On 1 February 1876, the South Devon Railway was amalgamated with the Great Western Railway. The locomotives were given numbers by their new owners, but continued to carry their names as well.

==Locomotives==
===King===

- King (1871–1878) GWR No. 2171
King was a small side-tank locomotive built by the Avonside Engine Company. It did not last long as a broad gauge locomotive, being converted to narrow gauge in 1878. It then operated in this form until 1907 as GWR No. 2, after which it was sold to the Bute Works Supply Company.

Named after a monarch, see King.

===Prince===

- Prince (1871–1892) GWR No. 2137
Prince was similar to 0-6-0 Taurus, a small 2-4-0ST engine built by the Ince Forge Company three years earlier, works number 14 according to RCTS. It was converted to standard gauge in 1893 and operated in this form as GWR No. 1316 until 1899, after which it was used as a stationary engine and portable boiler at various locations including Crofton, Portreath, and Dorchester prisoner-of-war camp until finally dismantled in 1935.

For other uses of the name Prince, see Prince (disambiguation).

- Jupiter
- Mercury
- Saturn

Three more locomotives were under construction in 1876 when the South Devon Railway was amalgamated into the Great Western Railway.

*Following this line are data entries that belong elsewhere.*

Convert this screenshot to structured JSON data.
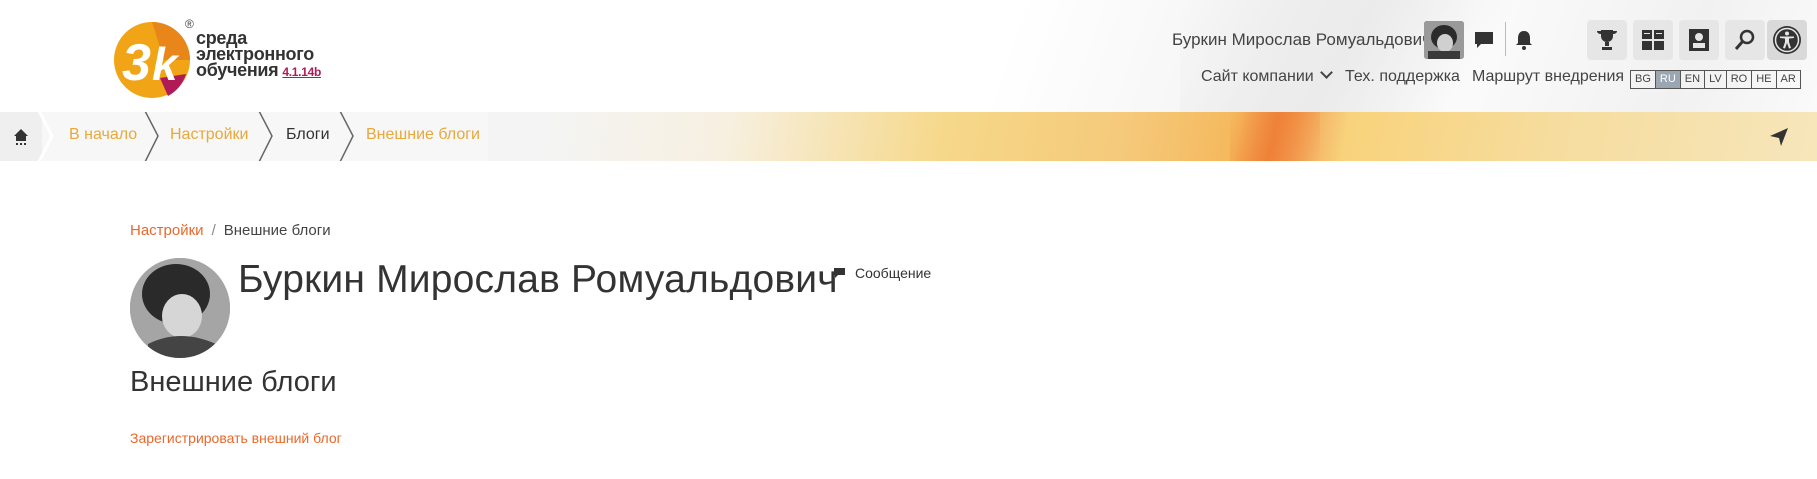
{
  "logo": {
    "mark": "3k",
    "reg": "®",
    "line1": "среда",
    "line2": "электронного",
    "line3": "обучения",
    "version": "4.1.14b"
  },
  "header": {
    "user_name": "Буркин Мирослав Ромуальдович",
    "icons": [
      "messages-icon",
      "bell-icon"
    ],
    "tools": [
      "trophy-icon",
      "dashboard-icon",
      "profile-card-icon",
      "search-icon",
      "accessibility-icon"
    ],
    "nav": {
      "company_site": "Сайт компании",
      "support": "Тех. поддержка",
      "route": "Маршрут внедрения"
    },
    "languages": [
      "BG",
      "RU",
      "EN",
      "LV",
      "RO",
      "HE",
      "AR"
    ],
    "active_language": "RU"
  },
  "crumbs": {
    "home_icon": "home-icon",
    "items": [
      {
        "label": "В начало"
      },
      {
        "label": "Настройки"
      },
      {
        "label": "Блоги"
      },
      {
        "label": "Внешние блоги"
      }
    ],
    "send_icon": "paper-plane-icon"
  },
  "page": {
    "breadcrumb": {
      "parent": "Настройки",
      "separator": "/",
      "current": "Внешние блоги"
    },
    "profile_name": "Буркин Мирослав Ромуальдович",
    "message_label": "Сообщение",
    "section_title": "Внешние блоги",
    "register_link": "Зарегистрировать внешний блог"
  },
  "colors": {
    "accent_orange": "#e8692c",
    "crumb_link": "#e9a83a",
    "logo_orange": "#f0a416",
    "logo_magenta": "#b01a57"
  }
}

They were similar to Prince except for slightly smaller 11+1/2 in dia × 17 in cylinders.

The parts had been supplied by the Ince Forge Company for erection at Newton Abbot. Following the GWR's takeover, the partially-built locomotives were taken to Swindon railway works, where they were completed as side-tank locomotives 1298, 1299 and 1300. 1299 was fitted with a crane for work at Swindon in 1881 (withdrawn September 1936), while the other two were stationed at Exeter for working the Culm Valley Light Railway and withdrawn in 1926 (1298) and 1934 (1300).

The names are those of planets but were probably chosen for their mythological links, as many other South Devon Railway locomotives carried the names of gods. See Saturn, Mercury, Jupiter.